Come ha spiegato l’artista (Ponte sull’Oglio, Pc, 1989), «la chiave di lettura dell’intero progetto non risiede unicamente nella selezione delle opere bensì nel mio desiderio di portarle con me lungo tutti i piani del museo, di trasferirle dai depositi e dal piano interrato, dove attualmente la collezione del Premio è esposta, e di condividere quel luogo alla pari, attivando un nuovo e inedito dialogo, onorando la sua storia». Per farlo, è entrata lungamente in contatto con le opere (soprattutto quelle degli anni tra il 1946 e il 1967, quando il Premio e la città vivevano il loro momento più intenso) e ha consultato archivi e cataloghi, entrando «in intimità» con esse.
Le ha poi poste a dialogare con i suoi lavori in tutti e quattro i piani del museo e ha intitolato suggestivamente la mostra, curata dallo stesso Stefano Raimondi, «Amami Ancora» (dal 18 febbraio al 19 maggio). Nel percorso, oltre a un nuovo lavoro, ha esposto sue opere ben note e altre rimaste lungamente nello studio, ponendole a confronto con quelle del Mac di Claude Bellegarde, Cheval-Bertrand, Peter Brüning, Giorgio De Chirico, Piero Dorazio, Gino Meloni, Achille Perilli, Mario Schifano, Eugenio Tomiolo e altri.
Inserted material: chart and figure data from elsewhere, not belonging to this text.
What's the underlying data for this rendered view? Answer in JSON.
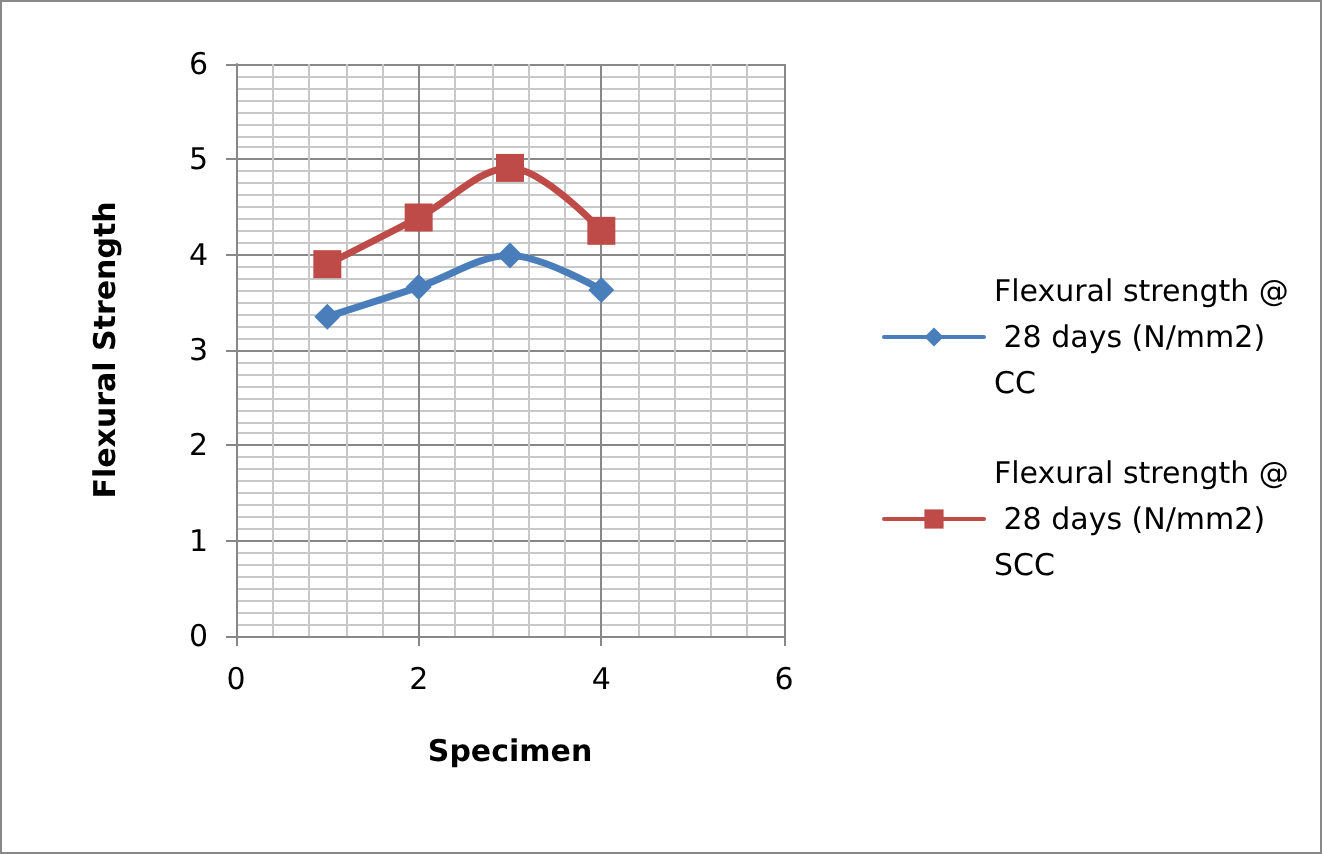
{
  "chart_data": {
    "type": "line",
    "xlabel": "Specimen",
    "ylabel": "Flexural Strength",
    "x": [
      1,
      2,
      3,
      4
    ],
    "series": [
      {
        "name": "Flexural strength @ 28 days (N/mm2) CC",
        "color": "#4a7ebb",
        "marker": "diamond",
        "values": [
          3.35,
          3.66,
          3.99,
          3.63
        ]
      },
      {
        "name": "Flexural strength @ 28 days (N/mm2) SCC",
        "color": "#be4b48",
        "marker": "square",
        "values": [
          3.9,
          4.39,
          4.91,
          4.25
        ]
      }
    ],
    "xlim": [
      0,
      6
    ],
    "xticks": [
      0,
      2,
      4,
      6
    ],
    "ylim": [
      0,
      6
    ],
    "yticks": [
      0,
      1,
      2,
      3,
      4,
      5,
      6
    ],
    "grid": true,
    "legend": "right",
    "line_style": "solid"
  }
}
Ha composto un percorso ascensionale che dalle opere cupe di Peter Brüning e Piero Ruggeri, poste nell’interrato, si apre progressivamente alla luce, componente fondamentale del suo lavoro e, per enfatizzarlo, le grandi vetrate del museo sono state liberate dalle pellicole oscuranti che le ricoprivano e sono stati riaperti i punti di luce che nel tempo erano stati oscurati, restituendo a quell’architettura la luminosità intensa con cui era stata progettata: «un museo di luce», come lo definisce Raimondi, che insieme all’amministrazione della Città intende fare nuovamente di questo luogo un centro di ricerca sulla migliore giovane arte. E poiché l’artista, che è docente alla Naba-Nuova Accademia di Belle Arti, ama molto tenere dei workshop per i bambini, sarà lei stessa a sviluppare le iniziative didattiche per le scuole.